John Rader, a conservation advocate at the Wyoming Outdoor Council, said the organization supports the BLM’s decision to respond to the federal court order and defer leasing in greater sage grouse habitat management areas. But he’s still worried about the smaller September’s sale.
“We understand the agency plans to re-offer these (deferred) parcels ‘at the first opportunity following implementation of a new strategy,’” he noted. “The BLM must develop a long-term, landscape-level prioritization strategy that will conserve the species, provide regulatory certainty and prevent the need for ESA listing, consistent with federal law — not a rubber-stamp to put these parcels back on the table.”
The BLM plans to release an official strategy for how it will prioritize leasing parcels outside sage grouse habitat soon, according to Courtney Whiteman, a public affairs specialist at the Bureau of Land Management’s Wyoming state office.
“We are confident in Wyoming’s ability to manage all of its natural resources effectively,” McConnaughey, of the Petroleum Association of Wyoming, said in response to conservation groups’ concerns over this year’s sales. “Wyoming’s sage grouse conservation plan is a proven success.
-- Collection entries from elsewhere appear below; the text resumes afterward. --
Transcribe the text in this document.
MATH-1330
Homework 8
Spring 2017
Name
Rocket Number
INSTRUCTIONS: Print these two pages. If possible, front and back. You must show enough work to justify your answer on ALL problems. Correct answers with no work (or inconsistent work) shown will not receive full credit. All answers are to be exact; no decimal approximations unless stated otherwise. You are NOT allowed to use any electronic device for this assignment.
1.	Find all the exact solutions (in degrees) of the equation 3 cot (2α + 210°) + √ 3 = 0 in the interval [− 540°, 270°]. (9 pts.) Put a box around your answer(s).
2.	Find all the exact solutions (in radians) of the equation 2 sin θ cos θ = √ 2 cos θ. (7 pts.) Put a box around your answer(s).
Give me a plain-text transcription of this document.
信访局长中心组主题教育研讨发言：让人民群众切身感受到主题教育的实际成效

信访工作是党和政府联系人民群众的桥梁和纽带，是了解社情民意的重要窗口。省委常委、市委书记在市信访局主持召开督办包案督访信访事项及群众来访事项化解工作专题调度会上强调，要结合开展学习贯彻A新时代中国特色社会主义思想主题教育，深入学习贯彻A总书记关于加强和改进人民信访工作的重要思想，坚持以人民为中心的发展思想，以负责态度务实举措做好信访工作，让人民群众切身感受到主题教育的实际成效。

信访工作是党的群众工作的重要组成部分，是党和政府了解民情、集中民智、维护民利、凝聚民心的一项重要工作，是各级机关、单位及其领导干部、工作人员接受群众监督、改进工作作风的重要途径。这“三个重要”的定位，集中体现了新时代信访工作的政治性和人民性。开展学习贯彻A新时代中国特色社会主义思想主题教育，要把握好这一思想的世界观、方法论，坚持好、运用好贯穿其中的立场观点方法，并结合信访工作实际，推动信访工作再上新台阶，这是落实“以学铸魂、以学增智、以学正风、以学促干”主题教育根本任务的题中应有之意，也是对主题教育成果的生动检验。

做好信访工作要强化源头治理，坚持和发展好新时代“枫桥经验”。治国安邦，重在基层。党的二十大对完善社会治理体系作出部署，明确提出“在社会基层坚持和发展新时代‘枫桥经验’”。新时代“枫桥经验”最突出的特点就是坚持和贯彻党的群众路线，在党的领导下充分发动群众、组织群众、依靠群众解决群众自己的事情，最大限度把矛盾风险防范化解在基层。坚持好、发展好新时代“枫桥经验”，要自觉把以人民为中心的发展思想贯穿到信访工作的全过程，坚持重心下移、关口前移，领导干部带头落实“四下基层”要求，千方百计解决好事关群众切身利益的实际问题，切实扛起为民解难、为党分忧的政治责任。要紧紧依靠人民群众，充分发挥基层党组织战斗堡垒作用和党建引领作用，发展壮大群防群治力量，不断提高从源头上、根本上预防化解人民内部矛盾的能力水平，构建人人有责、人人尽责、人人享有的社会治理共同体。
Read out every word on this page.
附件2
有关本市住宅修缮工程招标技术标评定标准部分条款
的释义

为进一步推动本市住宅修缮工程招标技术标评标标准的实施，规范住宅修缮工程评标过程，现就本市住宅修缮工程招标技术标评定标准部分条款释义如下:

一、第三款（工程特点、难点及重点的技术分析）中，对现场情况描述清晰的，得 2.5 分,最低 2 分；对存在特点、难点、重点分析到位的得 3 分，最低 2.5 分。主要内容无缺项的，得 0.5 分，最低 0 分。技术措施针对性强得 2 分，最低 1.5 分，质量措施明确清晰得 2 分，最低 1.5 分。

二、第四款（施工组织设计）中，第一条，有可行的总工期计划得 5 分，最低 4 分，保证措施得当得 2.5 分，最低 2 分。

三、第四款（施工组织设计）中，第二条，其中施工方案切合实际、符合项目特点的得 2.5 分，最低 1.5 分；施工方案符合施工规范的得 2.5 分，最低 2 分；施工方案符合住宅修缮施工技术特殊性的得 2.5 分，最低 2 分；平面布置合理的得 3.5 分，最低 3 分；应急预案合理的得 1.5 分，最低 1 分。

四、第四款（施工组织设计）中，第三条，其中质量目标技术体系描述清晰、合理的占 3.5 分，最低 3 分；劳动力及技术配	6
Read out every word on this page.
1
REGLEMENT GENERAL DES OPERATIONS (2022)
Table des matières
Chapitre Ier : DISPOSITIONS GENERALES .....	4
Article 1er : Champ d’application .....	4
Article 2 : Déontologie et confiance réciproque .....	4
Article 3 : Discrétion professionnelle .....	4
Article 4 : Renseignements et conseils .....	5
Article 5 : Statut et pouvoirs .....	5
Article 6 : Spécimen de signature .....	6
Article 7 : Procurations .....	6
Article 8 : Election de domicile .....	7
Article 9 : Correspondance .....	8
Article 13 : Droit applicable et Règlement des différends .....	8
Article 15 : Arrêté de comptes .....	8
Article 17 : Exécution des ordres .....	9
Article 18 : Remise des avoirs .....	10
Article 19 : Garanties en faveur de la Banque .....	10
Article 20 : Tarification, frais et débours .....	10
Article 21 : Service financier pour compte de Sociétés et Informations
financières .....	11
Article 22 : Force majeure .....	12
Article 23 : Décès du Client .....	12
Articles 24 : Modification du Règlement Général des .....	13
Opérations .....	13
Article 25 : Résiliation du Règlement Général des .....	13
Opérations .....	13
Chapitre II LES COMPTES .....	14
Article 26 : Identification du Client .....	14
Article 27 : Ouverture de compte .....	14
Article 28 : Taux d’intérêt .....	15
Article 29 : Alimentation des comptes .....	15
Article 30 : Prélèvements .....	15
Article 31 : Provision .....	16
Governor (Mark) Gordon’s leadership in migration corridors is meaningful and the first of its kind. The fact of the matter is that oil and gas production has been operating in Wyoming for nearly 140 years while still maintaining world-class wildlife resources.”
Of the 62 million surface acres in Wyoming, nearly half is considered federal public land. The BLM in Wyoming manages about millions of acres of land for potential mineral extraction and Wyoming leads the nation in natural gas production on federal land.
Last year, federal oil and gas lease sales in Wyoming netted over $140 million. Half of the money collected by the federal government during the quarterly auctions, as well as mineral royalties associated with leases, flows back to the state. But oil and gas lease sales in Wyoming have brought in just $3.4 million so far this year.
The BLM announced this summer it will hold an oil and gas lease sale in December to offer 282,731 acres of federal land and minerals for development. Several of the nominated parcels for December’s competitive sale fall north of Casper and north of Rock Springs.